The same year that Congress passed a sweeping new mandate on special education, Tai C. Du was born in Vietnam. Since then, the two have traveled a long road together.
One of 13 children, Tai was diagnosed with progressive polio as a child. After fleeing Vietnam by boat in 1978 and enduring time in a Taiwanese refugee camp, Tai and his family emigrated to the United States. There, the youngster faced the challenge of not only attending a public school where he did not know the native language, but also of contending with a physical disability.
In 1981, at age 6, Tai entered the Johnson School for the Developmentally Disabled in Oklahoma City. At the time, no one in his family could speak English. For that reason, they could not explain that Tai did not suffer from a mental disability, unlike many of his fellow students at Johnson.
Reflecting on his early years, Mr. Du now says he feels the Individuals with Disabilities Education Act had little impact on his schooling even as he credits it with opening doors for countless other children with disabilities. Today, he credits individual teachers and administrators with helping change his life for the better.
Luckily, the special education teachers at Johnson were the first in a long line of instructors who went out of their way to help him. “They recognized immediately that I should not have been placed there, and mind you, they didn’t have to,” he said in a recent interview.
The teachers revamped their lesson plans to meet Tai’s needs. The other students in the school were required to take naps throughout the day; teachers used that time to give Tai one-on-one instruction. “During that time, we would work on everything from me teaching them origami to them teaching me math, English, and grammar,” Mr. Du said.
Even though polio had drastically impaired Tai’s ability to walk, neither the Oklahoma City schools nor Medicaid would pay for a wheelchair for him, he said, so his teachers gave him a chair on wheels that he would jump on and use to propel himself around the school using his foot or his hands. “I look back on it, and I think it is so amazing,” he said.
Near the end of that first school year, Tai underwent developmental testing. He began going to Western Heights Elementary School, the neighborhood school his older sister attended, the following year.
Unorthodox Accommodations
When he started the year at Western Heights, Tai was still learning English, and he was placed in the lowest-level reading group. By the end of the year, he had worked his way up to the most advanced reading group.

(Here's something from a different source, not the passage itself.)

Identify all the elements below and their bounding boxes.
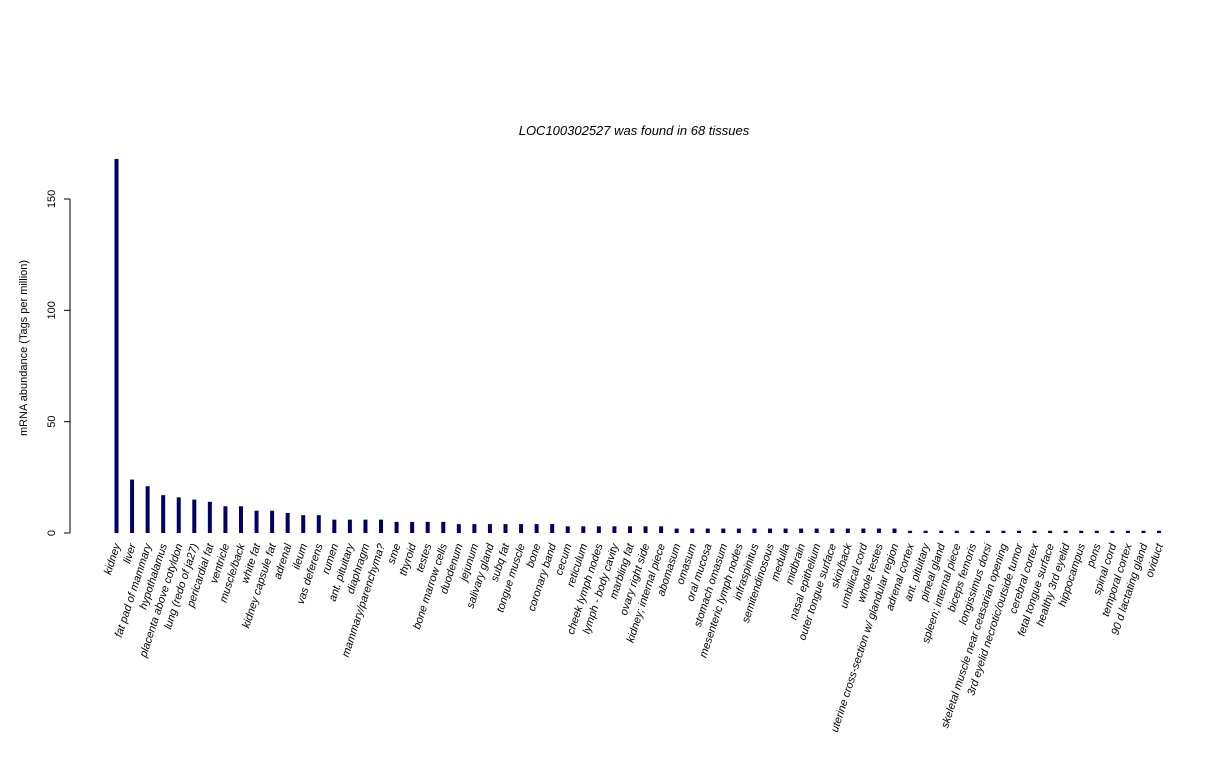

Western Heights was a three- story school, and because of the way his leg brace was locked into place, navigating stairs was difficult. To accommodate his special needs, the principal of the school had the maintenance staff install spokes into the rails of the stairways, and they gave Tai a small hammer. He used the claw of the hammer to hook onto the spokes and propel himself up the stairs, and the ball of the hammer to unlock his leg brace.
“The accommodations came from people who cared about me rather than the school system,” he said. “Whether for good or for bad, I think I was really lucky to have met those people and for them to have taken such an interest in me.”
Today, Mr. Du singles out Bonnie Wood, his teacher in gifted-and-talented education from 7th to 10th grade, for making a huge difference in his life. “Without her, I would have never embraced my disability; I would never have embraced my uniqueness,” he said.
During the summer after his 10th grade year, Tai’s parents were busy trying to make a living, and Tai did not have transportation to his driver’s education classes. Ms. Wood, who lived 30 minutes away from Tai, woke up every morning at the crack of dawn to drive him to school. “She knew that ... driving was crucial to my independence,” he said.
But one thing has haunted him for years about his experiences in the early days of the IDEA.
Other special education students in his high school, he said, were isolated from the rest of the students. “They were mainstreamed because of the IDEA, but they were in a separate section of my high school, never to be seen,” he said.
Mr. Du, who went on to earn bachelor’s and master’s degrees from Northern Arizona University and Ball State University in Muncie, Ind., respectively, is now the community-affairs manager for Halftheplanet.com, an online Internet resource for people with disabilities, based in Washington.
“Looking at my life, I know that I am here for a reason,” he said. “I know it’s for a pretty significant reason in terms of helping other people with disabilities.”